Masa depan kita terus menjelang, hari esok akan segera datang, sebagai orang yang beriman tentu kita menginginkan adanya peningkatan dan perbaikan kualitas hidup kita, yang mengarah kepada sebutan insan yang bertaqwa. Taqwa yang diharapkan tentu taqwa yang sebenarnya sebagaimana tuntutan Allah kepada hambanya.
Firman Allah :
” Yaa ayyuhallaziina aamanuttaqullaha haqqa tuqaatihi walaa tamuutunna illa wa antum muslimuun”

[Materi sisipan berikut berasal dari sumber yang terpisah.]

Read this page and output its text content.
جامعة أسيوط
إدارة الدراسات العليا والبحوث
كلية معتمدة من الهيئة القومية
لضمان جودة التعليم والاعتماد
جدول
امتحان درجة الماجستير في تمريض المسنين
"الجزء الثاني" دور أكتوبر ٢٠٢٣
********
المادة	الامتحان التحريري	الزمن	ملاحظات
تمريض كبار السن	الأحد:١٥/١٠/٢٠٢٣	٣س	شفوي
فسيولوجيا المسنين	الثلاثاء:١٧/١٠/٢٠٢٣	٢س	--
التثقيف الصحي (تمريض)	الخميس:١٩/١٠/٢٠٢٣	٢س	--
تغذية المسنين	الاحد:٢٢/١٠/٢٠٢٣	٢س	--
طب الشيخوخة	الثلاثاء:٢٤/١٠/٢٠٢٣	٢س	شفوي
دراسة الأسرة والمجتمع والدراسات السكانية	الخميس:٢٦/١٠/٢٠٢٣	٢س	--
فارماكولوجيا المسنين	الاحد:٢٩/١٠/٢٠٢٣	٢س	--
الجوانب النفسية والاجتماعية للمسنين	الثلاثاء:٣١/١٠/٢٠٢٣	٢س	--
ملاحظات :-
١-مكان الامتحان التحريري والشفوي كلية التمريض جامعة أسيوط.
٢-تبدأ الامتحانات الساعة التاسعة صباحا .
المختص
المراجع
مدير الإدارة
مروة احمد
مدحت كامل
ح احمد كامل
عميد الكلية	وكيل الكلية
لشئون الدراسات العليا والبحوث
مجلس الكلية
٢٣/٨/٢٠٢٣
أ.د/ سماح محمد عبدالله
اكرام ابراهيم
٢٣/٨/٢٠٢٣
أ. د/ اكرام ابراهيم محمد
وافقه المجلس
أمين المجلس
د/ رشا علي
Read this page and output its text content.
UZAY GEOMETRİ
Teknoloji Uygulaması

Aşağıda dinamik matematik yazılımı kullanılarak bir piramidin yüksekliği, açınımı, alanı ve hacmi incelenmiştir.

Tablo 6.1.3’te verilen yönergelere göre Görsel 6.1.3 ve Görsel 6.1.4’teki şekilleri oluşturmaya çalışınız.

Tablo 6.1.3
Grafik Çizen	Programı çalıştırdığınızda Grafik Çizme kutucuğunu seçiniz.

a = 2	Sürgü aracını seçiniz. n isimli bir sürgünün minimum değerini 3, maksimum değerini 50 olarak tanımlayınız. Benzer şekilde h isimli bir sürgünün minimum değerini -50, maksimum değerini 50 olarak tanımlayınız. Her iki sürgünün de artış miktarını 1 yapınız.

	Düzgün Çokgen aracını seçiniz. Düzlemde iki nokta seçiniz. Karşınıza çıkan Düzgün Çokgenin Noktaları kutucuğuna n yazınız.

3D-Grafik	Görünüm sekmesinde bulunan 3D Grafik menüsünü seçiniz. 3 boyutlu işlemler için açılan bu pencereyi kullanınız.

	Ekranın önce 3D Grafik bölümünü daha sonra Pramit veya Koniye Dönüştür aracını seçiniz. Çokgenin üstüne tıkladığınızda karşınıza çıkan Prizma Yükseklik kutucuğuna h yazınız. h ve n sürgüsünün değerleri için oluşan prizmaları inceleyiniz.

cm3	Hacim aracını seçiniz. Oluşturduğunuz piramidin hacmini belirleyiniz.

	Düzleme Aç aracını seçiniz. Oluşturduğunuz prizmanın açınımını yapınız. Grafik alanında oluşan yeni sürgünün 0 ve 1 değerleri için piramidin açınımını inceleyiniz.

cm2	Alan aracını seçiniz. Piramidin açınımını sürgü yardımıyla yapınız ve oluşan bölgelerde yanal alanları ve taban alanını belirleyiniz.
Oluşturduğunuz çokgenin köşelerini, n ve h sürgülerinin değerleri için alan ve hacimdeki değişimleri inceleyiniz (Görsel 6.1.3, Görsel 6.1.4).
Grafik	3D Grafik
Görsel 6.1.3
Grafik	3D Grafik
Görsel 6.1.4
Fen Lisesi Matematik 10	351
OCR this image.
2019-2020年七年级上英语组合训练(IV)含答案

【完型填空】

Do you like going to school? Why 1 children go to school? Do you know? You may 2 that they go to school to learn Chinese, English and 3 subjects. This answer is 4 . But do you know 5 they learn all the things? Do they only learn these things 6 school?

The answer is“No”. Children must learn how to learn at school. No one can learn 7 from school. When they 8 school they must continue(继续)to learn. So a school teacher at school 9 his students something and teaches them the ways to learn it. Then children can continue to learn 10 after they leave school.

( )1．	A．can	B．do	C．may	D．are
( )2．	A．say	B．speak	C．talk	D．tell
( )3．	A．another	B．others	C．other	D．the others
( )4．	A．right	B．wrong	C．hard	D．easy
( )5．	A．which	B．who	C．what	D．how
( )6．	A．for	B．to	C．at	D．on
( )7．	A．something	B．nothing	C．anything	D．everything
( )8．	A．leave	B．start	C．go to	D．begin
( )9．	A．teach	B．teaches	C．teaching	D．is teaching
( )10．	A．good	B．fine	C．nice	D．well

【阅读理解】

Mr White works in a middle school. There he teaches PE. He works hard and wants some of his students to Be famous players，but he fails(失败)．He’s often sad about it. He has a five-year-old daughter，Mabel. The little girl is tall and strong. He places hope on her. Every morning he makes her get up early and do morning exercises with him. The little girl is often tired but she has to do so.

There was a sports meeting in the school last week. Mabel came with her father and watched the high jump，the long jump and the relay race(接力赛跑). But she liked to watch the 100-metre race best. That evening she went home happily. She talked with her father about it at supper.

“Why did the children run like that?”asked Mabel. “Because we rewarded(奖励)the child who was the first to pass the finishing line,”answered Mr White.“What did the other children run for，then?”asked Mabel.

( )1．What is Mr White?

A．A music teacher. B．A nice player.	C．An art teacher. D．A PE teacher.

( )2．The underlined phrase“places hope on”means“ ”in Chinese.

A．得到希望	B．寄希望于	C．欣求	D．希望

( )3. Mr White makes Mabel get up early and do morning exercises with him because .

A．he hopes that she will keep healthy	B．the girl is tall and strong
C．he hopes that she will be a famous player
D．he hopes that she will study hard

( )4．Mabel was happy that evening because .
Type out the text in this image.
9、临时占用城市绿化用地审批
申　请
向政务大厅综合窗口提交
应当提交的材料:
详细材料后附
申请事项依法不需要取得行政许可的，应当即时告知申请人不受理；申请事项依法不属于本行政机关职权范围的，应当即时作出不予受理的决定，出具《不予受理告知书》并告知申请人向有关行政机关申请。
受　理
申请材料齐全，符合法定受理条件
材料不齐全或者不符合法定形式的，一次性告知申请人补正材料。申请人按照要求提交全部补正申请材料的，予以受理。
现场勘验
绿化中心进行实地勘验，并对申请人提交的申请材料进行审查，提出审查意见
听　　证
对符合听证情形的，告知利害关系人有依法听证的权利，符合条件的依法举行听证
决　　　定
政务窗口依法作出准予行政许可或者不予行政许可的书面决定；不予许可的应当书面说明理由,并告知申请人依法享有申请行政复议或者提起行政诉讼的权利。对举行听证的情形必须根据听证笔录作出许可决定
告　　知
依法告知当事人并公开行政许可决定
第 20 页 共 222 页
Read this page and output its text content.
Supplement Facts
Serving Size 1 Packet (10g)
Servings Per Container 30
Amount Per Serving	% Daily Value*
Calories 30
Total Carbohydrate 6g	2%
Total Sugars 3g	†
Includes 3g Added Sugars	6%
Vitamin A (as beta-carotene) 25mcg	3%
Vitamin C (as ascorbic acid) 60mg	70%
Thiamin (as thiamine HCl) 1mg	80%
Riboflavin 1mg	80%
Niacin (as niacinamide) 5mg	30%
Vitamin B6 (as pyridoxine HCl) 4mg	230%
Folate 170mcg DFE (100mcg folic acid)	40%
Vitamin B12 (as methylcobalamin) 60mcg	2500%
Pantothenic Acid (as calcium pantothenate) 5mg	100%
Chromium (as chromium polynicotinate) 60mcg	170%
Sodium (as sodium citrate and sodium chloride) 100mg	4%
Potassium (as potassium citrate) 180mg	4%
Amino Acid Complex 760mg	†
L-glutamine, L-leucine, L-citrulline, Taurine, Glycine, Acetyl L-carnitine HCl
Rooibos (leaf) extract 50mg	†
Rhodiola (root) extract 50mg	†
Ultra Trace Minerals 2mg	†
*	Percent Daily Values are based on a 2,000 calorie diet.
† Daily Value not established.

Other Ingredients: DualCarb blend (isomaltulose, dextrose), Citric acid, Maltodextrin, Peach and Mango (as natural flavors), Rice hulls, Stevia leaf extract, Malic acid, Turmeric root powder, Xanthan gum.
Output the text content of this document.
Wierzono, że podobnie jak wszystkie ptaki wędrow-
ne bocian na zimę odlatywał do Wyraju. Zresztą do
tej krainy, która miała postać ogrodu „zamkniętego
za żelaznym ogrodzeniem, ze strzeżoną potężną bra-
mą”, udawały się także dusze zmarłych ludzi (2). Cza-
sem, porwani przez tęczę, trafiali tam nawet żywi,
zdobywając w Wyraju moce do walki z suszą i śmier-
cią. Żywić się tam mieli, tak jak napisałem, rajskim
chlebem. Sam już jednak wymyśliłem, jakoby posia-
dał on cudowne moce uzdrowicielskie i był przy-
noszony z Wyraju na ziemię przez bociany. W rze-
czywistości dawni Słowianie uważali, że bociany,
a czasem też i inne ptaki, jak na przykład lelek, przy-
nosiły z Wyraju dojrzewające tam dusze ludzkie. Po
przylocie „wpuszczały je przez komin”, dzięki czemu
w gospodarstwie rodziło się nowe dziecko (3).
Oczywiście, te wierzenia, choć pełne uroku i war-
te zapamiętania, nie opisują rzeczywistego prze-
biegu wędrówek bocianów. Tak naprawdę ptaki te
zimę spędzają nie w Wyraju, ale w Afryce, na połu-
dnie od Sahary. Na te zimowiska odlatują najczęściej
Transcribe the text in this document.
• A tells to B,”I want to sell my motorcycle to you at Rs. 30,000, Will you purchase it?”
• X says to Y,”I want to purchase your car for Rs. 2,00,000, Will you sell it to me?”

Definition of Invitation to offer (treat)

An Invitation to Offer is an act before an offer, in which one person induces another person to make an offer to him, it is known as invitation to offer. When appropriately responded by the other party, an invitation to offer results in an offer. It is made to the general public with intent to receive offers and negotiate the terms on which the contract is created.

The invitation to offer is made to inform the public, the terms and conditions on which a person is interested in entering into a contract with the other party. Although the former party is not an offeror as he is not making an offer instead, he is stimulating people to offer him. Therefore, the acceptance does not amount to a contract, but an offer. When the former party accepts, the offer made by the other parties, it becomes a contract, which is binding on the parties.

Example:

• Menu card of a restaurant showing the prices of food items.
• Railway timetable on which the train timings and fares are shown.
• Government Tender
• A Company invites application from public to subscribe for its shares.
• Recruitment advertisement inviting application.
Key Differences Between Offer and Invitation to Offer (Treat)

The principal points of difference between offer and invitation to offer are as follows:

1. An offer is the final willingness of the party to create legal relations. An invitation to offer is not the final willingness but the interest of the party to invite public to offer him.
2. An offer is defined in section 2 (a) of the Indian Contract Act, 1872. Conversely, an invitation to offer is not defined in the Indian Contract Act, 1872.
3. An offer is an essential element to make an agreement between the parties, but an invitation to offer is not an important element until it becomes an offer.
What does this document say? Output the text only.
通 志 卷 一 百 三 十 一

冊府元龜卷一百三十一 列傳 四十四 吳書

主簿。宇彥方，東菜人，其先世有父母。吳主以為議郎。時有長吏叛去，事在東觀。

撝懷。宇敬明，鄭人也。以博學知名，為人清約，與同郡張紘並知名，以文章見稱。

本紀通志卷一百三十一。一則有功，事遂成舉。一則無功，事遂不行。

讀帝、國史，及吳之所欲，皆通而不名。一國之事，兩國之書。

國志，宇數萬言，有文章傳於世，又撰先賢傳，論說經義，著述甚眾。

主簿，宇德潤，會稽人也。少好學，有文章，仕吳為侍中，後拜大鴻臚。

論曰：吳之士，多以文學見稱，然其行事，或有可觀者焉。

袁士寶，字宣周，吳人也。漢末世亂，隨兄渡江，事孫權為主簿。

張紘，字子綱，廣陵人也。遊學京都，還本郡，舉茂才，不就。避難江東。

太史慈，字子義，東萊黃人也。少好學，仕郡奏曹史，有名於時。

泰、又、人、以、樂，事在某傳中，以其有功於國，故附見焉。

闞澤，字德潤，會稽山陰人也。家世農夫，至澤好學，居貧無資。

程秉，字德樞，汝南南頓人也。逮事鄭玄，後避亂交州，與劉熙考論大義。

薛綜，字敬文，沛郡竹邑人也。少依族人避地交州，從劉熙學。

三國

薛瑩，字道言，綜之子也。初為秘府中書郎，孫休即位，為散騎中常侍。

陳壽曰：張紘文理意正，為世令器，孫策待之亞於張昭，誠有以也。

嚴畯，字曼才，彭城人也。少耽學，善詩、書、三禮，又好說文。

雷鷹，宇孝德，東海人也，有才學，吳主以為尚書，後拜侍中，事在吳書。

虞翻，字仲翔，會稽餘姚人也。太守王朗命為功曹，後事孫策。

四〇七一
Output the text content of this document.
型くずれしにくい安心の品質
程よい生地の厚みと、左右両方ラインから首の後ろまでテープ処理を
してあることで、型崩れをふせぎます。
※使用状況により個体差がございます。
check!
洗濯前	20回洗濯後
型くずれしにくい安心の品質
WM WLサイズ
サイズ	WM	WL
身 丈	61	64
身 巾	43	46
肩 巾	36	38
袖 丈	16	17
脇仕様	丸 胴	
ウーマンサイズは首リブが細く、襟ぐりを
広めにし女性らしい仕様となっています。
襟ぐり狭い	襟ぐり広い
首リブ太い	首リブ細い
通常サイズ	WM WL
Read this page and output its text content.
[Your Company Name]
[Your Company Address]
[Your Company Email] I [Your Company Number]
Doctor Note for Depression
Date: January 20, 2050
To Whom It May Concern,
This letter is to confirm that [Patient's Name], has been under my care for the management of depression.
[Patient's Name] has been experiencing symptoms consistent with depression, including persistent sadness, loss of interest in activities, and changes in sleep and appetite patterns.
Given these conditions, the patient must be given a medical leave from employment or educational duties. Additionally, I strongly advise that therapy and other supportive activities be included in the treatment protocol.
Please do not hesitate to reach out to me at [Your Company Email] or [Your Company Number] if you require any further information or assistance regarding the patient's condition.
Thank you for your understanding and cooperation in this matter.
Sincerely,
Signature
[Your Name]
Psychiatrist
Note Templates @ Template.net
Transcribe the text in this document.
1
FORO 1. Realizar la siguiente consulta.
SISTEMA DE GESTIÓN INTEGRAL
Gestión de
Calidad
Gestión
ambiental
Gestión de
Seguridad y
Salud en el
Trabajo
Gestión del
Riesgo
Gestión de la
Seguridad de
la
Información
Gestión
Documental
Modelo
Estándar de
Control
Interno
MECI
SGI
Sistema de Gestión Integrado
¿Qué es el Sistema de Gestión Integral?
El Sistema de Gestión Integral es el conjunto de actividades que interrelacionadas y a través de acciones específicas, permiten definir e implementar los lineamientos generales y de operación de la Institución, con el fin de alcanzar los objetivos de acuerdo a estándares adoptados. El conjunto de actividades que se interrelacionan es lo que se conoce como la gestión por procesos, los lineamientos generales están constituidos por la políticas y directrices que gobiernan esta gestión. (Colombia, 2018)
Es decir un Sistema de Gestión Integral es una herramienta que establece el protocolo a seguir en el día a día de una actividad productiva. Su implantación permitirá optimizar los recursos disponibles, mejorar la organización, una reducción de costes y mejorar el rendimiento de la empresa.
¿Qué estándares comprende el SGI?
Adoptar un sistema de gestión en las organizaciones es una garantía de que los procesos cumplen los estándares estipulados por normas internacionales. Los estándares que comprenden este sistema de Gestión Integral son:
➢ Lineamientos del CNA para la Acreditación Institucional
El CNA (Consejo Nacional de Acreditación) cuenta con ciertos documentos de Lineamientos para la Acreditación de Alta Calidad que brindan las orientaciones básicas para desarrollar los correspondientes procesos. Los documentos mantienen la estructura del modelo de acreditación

Artinya : Hai orang-orang yang beriman bertaqwalah kamu kepada Allah dengan sebenar benarnya taqwa dan janganlah sekali kali kamu mati melainkan dalam keadaan muslim (QS Al Imran : 102).
Rasulullah SAW mengingatkan; bahwa manusia di dunia bagaikan musafir yang hanya beristirahat sejenak, apakah di bawah pohon rindang atau di kolong langit di bawah teriknya panas atau curahan hujan,. namun yang pasti, perjalanan berlanjut terus, detik demi detik berganti, sampai akhirnya suka atau tidak suka, hidup di dunia ini akan berakhir. Jawabnya,..
إنا لله وإنا إليه راجعون
Sesungguhnya kami milik Allah, dan sesungguhnya kepada Allah kami kembali.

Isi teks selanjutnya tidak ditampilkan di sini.